Kinetika’s creative director Ali Pretty and artist Lisa Meehan led introductory workshops for the women at the Neasden Temple in December.

Each scroll is 4 metres long and tells a story, highlighting the most important principles of the faith of the BAPS such as selfless service, knowledge and truth. Once the designs were finished the workshops moved to Purfleet and the waxing and painting began.

101 girls and women from the Temple, ranging in age from 11 to 62 years, are involved in the project to create the scrolls.

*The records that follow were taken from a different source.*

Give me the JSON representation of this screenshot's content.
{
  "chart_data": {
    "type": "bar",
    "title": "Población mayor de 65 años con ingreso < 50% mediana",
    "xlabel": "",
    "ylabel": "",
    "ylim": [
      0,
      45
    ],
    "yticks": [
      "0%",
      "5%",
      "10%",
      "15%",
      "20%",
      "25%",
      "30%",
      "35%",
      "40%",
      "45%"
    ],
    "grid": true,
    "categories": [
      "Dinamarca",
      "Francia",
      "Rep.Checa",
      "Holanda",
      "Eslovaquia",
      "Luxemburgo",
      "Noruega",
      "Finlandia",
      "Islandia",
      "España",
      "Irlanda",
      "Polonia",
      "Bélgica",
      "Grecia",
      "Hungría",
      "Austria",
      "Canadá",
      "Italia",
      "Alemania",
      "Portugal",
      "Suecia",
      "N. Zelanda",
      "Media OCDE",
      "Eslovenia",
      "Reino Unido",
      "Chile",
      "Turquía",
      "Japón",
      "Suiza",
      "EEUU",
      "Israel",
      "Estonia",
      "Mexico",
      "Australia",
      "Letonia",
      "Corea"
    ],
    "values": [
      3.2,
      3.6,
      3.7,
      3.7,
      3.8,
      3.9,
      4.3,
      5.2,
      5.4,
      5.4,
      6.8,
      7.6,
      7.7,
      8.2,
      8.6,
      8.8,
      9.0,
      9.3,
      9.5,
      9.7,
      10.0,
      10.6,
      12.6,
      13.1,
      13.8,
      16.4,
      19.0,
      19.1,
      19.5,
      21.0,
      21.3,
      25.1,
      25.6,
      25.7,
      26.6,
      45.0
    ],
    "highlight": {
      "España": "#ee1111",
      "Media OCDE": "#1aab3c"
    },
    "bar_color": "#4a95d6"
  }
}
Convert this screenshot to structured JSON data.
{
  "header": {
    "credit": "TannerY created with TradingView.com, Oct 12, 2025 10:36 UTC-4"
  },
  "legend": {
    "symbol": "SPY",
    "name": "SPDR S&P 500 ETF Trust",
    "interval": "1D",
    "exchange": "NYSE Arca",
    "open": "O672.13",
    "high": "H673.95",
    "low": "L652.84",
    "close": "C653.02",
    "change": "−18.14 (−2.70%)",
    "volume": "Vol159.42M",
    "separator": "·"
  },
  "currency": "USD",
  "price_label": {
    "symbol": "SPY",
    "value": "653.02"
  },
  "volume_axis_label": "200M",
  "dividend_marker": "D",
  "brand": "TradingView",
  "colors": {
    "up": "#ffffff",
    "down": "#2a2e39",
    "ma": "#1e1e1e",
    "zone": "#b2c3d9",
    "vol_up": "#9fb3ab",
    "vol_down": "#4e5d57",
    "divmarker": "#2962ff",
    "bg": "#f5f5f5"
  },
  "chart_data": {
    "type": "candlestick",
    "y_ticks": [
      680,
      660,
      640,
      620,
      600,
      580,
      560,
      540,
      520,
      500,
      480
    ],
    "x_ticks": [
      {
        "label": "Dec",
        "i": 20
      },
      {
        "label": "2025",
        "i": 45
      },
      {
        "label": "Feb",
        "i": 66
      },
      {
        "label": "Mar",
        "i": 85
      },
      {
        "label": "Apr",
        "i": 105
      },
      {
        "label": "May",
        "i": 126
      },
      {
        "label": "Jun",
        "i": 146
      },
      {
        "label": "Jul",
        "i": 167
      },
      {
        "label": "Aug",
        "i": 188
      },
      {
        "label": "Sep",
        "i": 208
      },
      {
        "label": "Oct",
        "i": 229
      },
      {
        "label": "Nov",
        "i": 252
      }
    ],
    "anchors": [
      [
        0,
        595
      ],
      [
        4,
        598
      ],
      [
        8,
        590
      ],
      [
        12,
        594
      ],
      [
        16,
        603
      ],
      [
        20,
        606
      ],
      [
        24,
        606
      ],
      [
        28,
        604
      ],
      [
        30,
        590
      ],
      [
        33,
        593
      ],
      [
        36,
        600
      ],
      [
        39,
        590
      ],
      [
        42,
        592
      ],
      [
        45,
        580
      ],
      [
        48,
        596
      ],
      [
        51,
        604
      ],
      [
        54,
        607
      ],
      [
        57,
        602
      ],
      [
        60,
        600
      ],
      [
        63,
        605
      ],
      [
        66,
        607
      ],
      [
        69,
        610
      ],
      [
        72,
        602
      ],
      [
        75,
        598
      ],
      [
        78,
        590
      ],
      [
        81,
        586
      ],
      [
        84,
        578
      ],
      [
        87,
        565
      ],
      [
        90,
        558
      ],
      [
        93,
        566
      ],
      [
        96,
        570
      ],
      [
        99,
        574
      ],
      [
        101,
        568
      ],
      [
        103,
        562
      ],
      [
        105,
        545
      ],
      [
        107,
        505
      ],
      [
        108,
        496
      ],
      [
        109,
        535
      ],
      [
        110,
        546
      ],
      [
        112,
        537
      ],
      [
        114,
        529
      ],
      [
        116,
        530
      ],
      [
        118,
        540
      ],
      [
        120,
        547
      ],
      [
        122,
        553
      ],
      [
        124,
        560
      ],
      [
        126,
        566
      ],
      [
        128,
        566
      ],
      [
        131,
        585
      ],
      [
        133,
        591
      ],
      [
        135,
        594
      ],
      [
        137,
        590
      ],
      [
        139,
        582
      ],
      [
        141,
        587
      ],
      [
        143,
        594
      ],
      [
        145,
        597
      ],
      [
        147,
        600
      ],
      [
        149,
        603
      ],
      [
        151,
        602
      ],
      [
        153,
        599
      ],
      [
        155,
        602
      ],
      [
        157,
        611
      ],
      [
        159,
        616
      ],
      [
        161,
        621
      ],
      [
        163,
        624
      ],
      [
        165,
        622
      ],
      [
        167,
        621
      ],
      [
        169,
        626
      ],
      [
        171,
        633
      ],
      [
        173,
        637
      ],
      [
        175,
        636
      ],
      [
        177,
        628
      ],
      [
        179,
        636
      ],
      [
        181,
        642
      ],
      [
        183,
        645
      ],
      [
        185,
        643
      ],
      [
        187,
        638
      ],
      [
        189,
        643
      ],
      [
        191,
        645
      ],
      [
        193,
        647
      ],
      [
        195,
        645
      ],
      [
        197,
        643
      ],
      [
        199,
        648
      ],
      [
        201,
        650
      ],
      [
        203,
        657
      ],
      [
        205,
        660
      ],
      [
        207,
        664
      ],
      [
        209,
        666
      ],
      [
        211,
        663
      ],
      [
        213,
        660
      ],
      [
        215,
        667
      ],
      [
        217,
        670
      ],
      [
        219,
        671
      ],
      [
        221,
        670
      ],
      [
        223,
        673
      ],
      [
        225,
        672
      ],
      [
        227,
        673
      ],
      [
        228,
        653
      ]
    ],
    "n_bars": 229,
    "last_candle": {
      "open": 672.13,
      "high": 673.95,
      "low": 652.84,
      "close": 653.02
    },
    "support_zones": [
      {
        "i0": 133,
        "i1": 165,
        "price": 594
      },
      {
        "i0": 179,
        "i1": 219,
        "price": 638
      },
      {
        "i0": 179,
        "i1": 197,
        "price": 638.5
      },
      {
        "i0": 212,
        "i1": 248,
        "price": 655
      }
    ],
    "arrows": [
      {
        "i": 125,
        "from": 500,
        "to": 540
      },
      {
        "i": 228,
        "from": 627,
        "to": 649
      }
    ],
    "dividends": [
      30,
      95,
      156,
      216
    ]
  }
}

There are college and university students involved alongside accountants, doctors, chiropodists and schoolgirls.

Once finished the scrolls will be on display at the Neasden Temple on Sunday 10 March to celebrates the tenth anniversary of its International Women’s Day event.

The scrolls will then tour the UK, visiting other temples before returning to Neasden to be displayed at future events.

Rena Amin, Volunteer at BAPS Shri Swaminarayan Mandir, Neaden said ‘The notion of creating these artistic stories enables the community to appreciate the cultural heritage that Hindus offer to the UK.

“We are extremely grateful to Arts Council England for approving the grant and enabling women of all ages to learn a new skill and build their confidence via this creative medium.’
‘It has been an absolute pleasure meeting with, learning from and working with this wonderful team of women.”

The commission for the BAPS scrolls is a legacy from Kinetika’s Silk River project. The silk used by Kinetika for the scrolls is cultivated and woven in Murshidabad in West Bengal.

Kinetika came across this Indian silk in 2016 while working on Silk River. It is a richer texture and better able to hold colour than Chinese silk and Kinetika’s use of this silk has revived the silk weaving industry in Murshidabad.